Ring your local Salvation Army. They have an orchestra or band that will play for events, don't they? A thought about 'real orchestras' in recordings. More and more, as I'm listening to sound tracks to movies and shows, I'm hearing less and less faux orchestras, of the sort we're talking about in these plugins. Not only are they using nearly no real orchestras, but more and more no contrived ones either. Instead, I seem to be hearing a lot of the 'lone composer with a really fine synth' doing much of the music. My guess is that fewer and fewer are wanting to bother with these beast instrument plugins, opting for a good Zebra 2 synth or similar ... with just a few oddball ethnic and 'for-atmosphere' VSTi, such as those Middle Eastern ones that keep turning up.
BTW, your Beethoven comparison? He would have been limited to at most perhaps six tracks, perhaps even less. Instruments weren't all thought of as individual instruments. And Cf. how they have recorded orchestras through the decades ... started out with only a couple of mics, etc., went from there. Point is, he would never have needed today's vast track counts. Not even close.

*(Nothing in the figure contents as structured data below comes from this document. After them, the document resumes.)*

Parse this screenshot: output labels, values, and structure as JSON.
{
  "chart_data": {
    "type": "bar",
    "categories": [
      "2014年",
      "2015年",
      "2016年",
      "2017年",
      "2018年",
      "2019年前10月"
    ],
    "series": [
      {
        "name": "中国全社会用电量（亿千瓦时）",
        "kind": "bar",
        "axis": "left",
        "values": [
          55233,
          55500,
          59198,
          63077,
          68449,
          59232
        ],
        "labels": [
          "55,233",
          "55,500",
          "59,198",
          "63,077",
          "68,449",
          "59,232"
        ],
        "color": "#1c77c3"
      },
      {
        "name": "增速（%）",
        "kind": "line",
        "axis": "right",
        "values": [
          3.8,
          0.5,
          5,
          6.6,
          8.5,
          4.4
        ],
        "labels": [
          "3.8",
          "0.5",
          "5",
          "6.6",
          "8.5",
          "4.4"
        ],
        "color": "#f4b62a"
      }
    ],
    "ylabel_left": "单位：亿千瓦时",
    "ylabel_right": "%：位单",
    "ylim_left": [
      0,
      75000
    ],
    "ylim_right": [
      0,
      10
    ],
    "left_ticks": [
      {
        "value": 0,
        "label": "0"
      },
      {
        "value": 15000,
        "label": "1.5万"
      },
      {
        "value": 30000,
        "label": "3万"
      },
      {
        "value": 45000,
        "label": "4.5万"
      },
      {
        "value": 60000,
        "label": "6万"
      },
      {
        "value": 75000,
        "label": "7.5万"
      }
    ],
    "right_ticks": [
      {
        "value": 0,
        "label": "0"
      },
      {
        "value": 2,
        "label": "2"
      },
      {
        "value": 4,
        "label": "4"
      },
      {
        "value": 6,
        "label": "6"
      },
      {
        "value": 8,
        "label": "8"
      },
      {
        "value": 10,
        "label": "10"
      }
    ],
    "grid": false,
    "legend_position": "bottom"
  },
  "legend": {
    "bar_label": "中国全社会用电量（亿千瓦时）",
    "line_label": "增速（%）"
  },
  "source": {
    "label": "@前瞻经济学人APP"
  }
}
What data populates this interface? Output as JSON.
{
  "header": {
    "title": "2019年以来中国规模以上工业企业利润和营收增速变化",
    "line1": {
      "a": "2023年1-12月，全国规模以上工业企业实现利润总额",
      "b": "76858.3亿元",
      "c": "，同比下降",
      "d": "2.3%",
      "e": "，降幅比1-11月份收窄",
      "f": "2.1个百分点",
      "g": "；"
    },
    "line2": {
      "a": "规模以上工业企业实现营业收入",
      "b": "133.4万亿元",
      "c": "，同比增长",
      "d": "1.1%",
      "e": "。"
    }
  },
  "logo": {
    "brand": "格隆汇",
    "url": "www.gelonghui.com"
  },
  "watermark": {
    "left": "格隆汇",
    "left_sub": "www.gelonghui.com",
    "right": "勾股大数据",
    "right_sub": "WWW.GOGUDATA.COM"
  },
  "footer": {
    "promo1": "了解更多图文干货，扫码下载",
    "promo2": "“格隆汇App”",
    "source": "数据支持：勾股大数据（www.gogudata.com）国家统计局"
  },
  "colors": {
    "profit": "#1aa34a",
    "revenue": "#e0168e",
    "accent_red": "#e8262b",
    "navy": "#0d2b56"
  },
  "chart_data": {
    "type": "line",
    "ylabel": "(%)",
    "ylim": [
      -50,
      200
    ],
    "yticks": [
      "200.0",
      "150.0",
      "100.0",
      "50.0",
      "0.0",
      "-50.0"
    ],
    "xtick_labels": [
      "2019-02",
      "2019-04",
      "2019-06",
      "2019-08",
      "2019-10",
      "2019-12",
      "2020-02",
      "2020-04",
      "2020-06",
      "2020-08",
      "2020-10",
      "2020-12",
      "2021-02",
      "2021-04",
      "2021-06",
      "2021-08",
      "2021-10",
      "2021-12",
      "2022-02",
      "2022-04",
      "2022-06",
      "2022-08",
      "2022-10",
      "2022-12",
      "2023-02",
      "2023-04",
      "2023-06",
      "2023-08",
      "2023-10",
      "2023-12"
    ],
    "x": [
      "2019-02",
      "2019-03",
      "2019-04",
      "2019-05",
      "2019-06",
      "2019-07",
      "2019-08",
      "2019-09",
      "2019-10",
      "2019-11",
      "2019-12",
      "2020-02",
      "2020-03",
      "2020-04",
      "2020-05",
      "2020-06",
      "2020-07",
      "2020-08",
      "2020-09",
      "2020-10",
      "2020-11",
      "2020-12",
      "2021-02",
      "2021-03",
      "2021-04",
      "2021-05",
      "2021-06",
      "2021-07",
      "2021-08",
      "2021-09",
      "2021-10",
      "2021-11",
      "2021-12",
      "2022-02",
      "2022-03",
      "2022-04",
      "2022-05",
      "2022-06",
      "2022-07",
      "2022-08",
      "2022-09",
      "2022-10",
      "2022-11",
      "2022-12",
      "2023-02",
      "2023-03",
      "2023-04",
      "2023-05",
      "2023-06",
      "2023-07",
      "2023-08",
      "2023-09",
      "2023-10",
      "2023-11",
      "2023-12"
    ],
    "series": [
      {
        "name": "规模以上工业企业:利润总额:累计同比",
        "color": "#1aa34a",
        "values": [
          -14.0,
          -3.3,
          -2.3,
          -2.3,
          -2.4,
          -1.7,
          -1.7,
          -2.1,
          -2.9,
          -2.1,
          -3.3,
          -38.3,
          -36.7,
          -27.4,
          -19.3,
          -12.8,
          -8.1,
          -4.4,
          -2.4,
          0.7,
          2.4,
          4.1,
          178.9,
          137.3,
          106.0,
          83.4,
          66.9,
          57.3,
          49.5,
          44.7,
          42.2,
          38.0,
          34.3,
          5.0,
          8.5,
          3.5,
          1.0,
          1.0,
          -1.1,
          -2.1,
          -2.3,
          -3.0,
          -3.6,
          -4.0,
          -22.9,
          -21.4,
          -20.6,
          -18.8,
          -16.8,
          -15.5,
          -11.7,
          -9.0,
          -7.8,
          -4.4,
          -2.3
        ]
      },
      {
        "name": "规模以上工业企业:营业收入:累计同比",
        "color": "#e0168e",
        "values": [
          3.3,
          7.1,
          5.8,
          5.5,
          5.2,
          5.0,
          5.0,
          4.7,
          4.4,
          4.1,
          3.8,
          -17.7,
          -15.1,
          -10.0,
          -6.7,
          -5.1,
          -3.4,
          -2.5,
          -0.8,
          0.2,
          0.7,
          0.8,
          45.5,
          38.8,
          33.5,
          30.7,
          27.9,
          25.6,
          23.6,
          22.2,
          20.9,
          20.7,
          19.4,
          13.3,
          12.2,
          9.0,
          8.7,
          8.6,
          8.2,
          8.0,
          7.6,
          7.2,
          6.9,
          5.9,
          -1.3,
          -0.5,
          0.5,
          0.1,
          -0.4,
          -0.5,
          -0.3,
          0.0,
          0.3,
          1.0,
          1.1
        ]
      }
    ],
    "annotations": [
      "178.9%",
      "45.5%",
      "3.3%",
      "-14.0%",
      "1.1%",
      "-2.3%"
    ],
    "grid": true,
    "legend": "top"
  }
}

Going off topic I think, but in the end you're only limited by your hardware, your budget and most importantly your imagination. Les Paul was doing 24 track recordings with Mary Ford in the early '50s and it was amazing. All the artists mentioned above like the Beatles, Hendrix and Beethoven all pushed the boundaries of what was available at the time. Just 'cause they were limited by the track count of their day we are not and we don't have to be -- and although there is nothing wrong with using just a few tracks if that's what the song calls for, it can equally be argued that there isn't anything wrong with using a lot either if that's what you have to do to get the song to where it is in your head. I don't set out to do big projects but sometimes it just grows and as you record you hear more and more possibilities. It doesn't mean you have to have 100 tracks all going at once though. A lot of modern Pop tunes mixed in the box can have up to 200 hundred tracks; although they're not all necessarily active at the same time. The point is there are no rules except the ones we impose on ourselves and the limits of our technology of the day.